Boeing led the gains in the Dow average, rising 3.4 percent to $72.47. The company pushed back the 787 Dreamliner’s entry into service for the seventh time, to the third quarter, more than three years behind the original delivery schedule for the composite-plastic jet. The delay is “in line with general consensus expectations,” Peter Arment, an analyst with Gleacher & Co. Securities, said in an interview. Arment, who is based in Greenwich, Connecticut, recommends buying the shares.
Industrial companies in the S&P 500 climbed 0.6 percent as a group. Manufacturing in the New York region accelerated in January, propelled by gains in orders and sales that signal factories will keep contributing to the expansion.
The Federal Reserve Bank of New York’s general economic index rose to 11.9 from a revised 9.9 in December. Economists projected an increase to 12.5, based on the median forecast in a Bloomberg News survey. Readings greater than zero signal expansion in the so-called Empire State Index, which covers New York, northern New Jersey, and southern Connecticut.

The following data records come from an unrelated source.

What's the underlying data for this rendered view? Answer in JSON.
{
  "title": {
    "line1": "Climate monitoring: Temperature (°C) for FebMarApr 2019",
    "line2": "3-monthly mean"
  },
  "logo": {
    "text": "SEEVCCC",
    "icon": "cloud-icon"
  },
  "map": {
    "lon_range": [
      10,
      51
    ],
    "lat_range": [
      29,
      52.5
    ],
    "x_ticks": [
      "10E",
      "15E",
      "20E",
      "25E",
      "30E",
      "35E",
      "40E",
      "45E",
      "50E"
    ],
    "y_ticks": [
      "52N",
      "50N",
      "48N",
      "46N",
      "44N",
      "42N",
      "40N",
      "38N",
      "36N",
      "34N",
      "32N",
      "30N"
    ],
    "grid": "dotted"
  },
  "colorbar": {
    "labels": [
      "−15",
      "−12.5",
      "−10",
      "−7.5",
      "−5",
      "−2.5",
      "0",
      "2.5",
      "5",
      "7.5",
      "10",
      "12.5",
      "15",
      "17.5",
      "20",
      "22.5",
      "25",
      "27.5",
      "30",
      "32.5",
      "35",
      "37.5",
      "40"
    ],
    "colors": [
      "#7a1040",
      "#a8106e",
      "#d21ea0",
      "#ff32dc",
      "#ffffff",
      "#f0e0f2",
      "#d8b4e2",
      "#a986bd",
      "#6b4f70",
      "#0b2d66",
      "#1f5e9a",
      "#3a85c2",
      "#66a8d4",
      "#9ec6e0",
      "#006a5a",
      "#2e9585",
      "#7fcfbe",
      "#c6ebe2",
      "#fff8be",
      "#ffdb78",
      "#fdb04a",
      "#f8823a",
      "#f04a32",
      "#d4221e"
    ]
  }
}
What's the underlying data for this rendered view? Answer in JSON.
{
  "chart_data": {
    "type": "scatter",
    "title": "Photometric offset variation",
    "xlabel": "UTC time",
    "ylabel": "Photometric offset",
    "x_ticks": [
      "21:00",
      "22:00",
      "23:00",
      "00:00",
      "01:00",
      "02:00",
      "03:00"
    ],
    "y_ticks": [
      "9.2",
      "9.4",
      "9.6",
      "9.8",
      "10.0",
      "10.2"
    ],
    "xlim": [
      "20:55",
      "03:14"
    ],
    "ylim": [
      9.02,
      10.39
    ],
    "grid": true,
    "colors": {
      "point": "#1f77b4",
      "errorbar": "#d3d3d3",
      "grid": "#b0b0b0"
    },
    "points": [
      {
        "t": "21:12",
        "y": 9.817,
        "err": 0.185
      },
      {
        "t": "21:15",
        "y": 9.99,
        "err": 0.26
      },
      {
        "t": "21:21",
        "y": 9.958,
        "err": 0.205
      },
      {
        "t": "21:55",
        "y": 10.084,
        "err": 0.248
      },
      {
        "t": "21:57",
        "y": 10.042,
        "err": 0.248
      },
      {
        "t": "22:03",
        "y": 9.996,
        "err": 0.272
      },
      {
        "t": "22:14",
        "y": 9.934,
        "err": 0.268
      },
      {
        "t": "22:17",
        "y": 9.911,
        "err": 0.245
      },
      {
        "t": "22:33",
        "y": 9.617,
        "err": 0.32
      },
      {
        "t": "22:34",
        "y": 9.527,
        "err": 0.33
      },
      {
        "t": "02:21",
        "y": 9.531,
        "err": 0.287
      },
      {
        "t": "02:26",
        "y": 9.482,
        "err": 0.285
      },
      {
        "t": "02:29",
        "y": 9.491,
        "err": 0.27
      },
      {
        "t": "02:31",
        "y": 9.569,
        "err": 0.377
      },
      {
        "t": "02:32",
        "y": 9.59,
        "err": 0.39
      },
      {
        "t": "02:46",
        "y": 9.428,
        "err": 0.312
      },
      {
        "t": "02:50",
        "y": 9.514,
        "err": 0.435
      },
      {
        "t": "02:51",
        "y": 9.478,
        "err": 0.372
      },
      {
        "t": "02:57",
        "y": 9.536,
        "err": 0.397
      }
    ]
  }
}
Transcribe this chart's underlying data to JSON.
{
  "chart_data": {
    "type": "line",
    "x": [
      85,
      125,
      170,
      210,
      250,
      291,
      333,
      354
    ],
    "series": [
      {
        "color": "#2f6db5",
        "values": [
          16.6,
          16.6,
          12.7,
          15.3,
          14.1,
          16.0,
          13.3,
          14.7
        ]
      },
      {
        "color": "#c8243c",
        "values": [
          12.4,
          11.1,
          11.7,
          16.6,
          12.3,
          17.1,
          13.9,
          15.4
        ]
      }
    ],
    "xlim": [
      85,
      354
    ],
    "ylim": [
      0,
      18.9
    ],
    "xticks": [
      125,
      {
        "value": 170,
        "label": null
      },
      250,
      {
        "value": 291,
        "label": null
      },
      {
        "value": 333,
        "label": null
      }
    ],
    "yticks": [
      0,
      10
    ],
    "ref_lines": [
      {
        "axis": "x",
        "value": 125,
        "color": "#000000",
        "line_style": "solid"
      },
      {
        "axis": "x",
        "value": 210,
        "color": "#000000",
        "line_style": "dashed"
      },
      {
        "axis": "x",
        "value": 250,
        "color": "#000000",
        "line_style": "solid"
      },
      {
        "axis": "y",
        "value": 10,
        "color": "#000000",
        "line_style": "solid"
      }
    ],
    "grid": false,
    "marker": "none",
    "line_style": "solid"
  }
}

Symantec Corp. gained 4 percent to $18.22. The world’s largest maker of computer security software was raised to “buy” from “hold” at Deutsche Bank AG.
Citigroup slumped 6.4 percent to $4.80. The third-largest U.S. bank posted $1.1 billion in charges related to tightening of the bank’s credit spreads. The company earned 4 cents a share, excluding certain items, missing the average analyst estimate by 48 percent.
International Business Machines Corp. and Apple were among other companies reporting results today.
After the close of regular trading, IBM reported fourth-quarter profit of $4.18 a share. The average estimate of analysts surveyed by Bloomberg was for earnings of $4.08 a share. The shares, which gained 0.4 percent to $150.65, rose 2.2 percent to $154.02 in after-hours trading.
Apple declined 2.3 percent to $340.65. Jobs took leave as his health deteriorates from battling a rare form of cancer and the liver transplant he had almost two years ago, according to a person with knowledge of the situation.
“It’s a corporate setback and a negative for the stock,” said Michael Yoshikami, who owns the stock and oversees $1 billion at YCMNet Advisors in Walnut Creek, California. “Investors may be less negative this time because we’ve been down the road before, and Apple probably has its product replacement cycle set for the next two years.”
After the close, Apple reported first-quarter earnings of $6.43 a share. The average analyst estimate in a Bloomberg survey was $5.41. The shares rose 1.4 percent to $345.30 at 6 p.m. in after-hours trading.
Comerica Inc. declined 8.3 percent to $38.74. The Dallas-based bank that posted annual profits throughout the financial crisis agreed to buy Houston-based lender Sterling Bancshares Inc. for about $1.03 billion in stock. Sterling investors will receive 0.2365 Comerica shares for each share they own. Sterling Bancshares rallied 16 percent to $8.93.
U.S. stocks are within a week of “a significant market top” that is likely to precede a drop of at least 11 percent in the S&P 500, said Tom DeMark, creator of a set of market-timing indicators. DeMark’s Sequential and Combo indicators, designed to identify market tops and bottoms, are giving a sell signal on the main U.S. stock benchmark for the first time since mid-2007, he said in a telephone interview.
“I’m pretty confident that in one to two weeks, the market will be in a descent,” said DeMark, founder and chief executive officer of Market Studies LLC. “It could be pretty sharp.”